Я не отвечал ни слова и не двигался с места, смотря на него сверху вниз. В высшей степени грубый и нетерпеливый, он начал злиться. Кроме того, он еще настолько сохранял сознание дворянина, что чувствовал мое презрение и испытывал от него жгучую боль. Он сделал шаг вперед; лицо его пылало;
– Ах ты, нищий сын чудовища! – вдруг разразился он, сопровождая эти слова градом грязных ругательств. – Заговоришь ты наконец или хочешь, чтобы мы закололи тебя на месте? Если мы только начнем, милейший, то уж доведем дело до конца! Говори, если имеешь что сказать, и…
Не стану приводить здесь до конца его грязной речи. Я все еще не говорил ни слова и не двигался с места, – упорно глядя на него, хотя мне было неприятно, что находившиеся в комнате женщины могли услышать его брань. Он сделал последнюю попытку.
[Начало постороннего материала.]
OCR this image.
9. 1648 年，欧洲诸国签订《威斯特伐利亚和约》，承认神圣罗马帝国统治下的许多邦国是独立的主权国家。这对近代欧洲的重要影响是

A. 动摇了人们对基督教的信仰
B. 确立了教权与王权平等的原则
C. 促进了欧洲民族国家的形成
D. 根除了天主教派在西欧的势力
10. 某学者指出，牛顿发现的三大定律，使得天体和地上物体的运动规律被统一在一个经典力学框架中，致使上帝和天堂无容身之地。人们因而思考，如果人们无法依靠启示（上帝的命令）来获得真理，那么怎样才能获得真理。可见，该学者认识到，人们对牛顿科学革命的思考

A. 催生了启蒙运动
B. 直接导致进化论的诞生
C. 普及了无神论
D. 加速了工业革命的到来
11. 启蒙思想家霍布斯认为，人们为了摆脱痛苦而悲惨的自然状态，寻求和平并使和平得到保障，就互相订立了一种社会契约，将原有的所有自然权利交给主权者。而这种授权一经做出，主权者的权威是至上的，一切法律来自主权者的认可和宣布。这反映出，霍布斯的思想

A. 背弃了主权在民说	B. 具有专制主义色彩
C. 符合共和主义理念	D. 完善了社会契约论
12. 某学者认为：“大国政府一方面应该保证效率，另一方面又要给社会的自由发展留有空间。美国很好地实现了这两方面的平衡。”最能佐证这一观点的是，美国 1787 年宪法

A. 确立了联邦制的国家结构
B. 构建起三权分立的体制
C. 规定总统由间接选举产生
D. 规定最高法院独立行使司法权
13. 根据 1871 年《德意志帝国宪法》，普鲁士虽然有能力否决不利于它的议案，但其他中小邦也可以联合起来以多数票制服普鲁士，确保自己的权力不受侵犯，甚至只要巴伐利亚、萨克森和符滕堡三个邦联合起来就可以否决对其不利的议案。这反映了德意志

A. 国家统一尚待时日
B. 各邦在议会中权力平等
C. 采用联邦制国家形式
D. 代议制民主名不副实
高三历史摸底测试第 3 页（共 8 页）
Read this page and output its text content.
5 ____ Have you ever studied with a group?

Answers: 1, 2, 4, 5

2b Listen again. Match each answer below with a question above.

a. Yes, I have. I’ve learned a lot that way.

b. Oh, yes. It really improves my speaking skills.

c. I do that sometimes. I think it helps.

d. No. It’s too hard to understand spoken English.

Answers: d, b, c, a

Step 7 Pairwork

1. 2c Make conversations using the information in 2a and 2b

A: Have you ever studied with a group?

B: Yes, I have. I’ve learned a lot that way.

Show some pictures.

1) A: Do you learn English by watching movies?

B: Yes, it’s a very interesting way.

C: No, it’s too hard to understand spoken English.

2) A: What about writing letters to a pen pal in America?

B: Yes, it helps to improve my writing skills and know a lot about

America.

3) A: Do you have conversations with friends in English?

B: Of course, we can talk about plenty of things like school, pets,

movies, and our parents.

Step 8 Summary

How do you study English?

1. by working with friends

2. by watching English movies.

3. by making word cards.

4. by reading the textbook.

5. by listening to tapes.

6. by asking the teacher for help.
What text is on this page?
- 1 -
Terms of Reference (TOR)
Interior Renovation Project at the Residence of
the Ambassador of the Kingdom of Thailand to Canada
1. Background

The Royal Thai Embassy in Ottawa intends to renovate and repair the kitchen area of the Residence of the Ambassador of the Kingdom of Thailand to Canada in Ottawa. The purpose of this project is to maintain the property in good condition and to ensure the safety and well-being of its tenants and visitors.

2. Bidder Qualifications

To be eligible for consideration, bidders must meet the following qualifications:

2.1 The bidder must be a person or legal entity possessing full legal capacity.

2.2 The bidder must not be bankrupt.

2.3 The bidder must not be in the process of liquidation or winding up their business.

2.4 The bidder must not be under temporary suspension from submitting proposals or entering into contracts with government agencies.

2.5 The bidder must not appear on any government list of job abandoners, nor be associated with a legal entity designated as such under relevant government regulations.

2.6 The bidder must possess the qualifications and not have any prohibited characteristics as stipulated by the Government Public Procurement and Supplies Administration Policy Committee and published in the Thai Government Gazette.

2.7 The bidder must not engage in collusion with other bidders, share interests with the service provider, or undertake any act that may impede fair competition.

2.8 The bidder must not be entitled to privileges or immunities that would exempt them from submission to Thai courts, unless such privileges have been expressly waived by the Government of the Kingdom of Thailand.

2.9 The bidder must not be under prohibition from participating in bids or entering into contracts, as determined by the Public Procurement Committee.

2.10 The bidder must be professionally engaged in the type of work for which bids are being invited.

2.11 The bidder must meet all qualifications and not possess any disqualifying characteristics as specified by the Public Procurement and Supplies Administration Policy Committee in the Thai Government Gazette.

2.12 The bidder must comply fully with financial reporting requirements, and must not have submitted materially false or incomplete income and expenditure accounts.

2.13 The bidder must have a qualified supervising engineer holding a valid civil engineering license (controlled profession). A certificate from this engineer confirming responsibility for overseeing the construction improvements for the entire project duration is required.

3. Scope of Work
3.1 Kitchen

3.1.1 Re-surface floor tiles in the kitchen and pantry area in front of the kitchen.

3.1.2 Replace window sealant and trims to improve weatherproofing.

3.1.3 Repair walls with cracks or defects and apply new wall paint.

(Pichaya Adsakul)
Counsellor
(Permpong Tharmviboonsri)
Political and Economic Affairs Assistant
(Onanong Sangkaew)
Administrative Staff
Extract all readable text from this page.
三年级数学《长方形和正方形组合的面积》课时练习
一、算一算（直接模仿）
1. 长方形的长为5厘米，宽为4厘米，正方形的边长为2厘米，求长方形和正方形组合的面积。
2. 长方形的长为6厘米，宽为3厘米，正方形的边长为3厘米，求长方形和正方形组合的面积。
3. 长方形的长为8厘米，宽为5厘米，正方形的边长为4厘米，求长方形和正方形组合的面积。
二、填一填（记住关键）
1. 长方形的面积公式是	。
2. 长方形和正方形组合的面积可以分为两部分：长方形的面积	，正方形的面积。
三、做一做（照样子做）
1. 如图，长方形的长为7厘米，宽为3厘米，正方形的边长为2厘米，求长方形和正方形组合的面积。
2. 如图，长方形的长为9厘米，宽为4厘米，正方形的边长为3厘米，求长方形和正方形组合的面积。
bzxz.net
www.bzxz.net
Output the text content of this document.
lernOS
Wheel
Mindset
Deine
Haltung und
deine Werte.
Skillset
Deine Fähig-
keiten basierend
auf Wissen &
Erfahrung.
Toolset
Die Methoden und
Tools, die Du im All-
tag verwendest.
– Слушайте, дружище! – сказал он, вновь забывая свой гнев или делая вид, что забывает его. – Если дело между нами дойдет до схватки, вам не будет пощады. Но ради тех дней, когда мы вместе служили принцу Кондэ, я готов сделать вам уступку. Ступайте! Мы пропустим вас. Я не сделал бы этого ни для кого другого в вашем положении, Марсак.
Внезапное движение и тихое восклицание в комнате позади меня показывали, что слова его были слышны и там. Вслед за тем до меня донеслись шум трескающегося дерева и чье-то быстрое дыхание, указывавшее на усиленную работу: я понял, что женщины боролись с дверью, быть может, пытаясь увеличить отверстие. Я не смел, однако, оглянуться назад и по-прежнему отвечал негодяю молчаливым презрением, не спуская со стоявших передо мной людей смелого, неусыпного, твердого взгляда, готовый каждую минуту отразить нападение. И недаром ждал я его. После минутного колебания, словно готовясь отступить, вся орава вдруг, без всякого предупреждения, бросилась на меня. К счастью, только двое могли напасть одновременно и Френуа не был в числе той пары, которая первая бросилась вверх по лестнице. Один из незнакомцев теперь наступал на меня. Матфей делал вид, что следует за ним, в действительности же выжидал случая подбежать ближе и покончить со мной в рукопашной схватке. Эта схватка длилась всего полминуты. Мною овладела неистовая радость, когда я услышал звон стали и убедился, что недаром надеялся на силу своей руки и выгоду занятой позиции. Мне не трудно было справиться с моими противниками.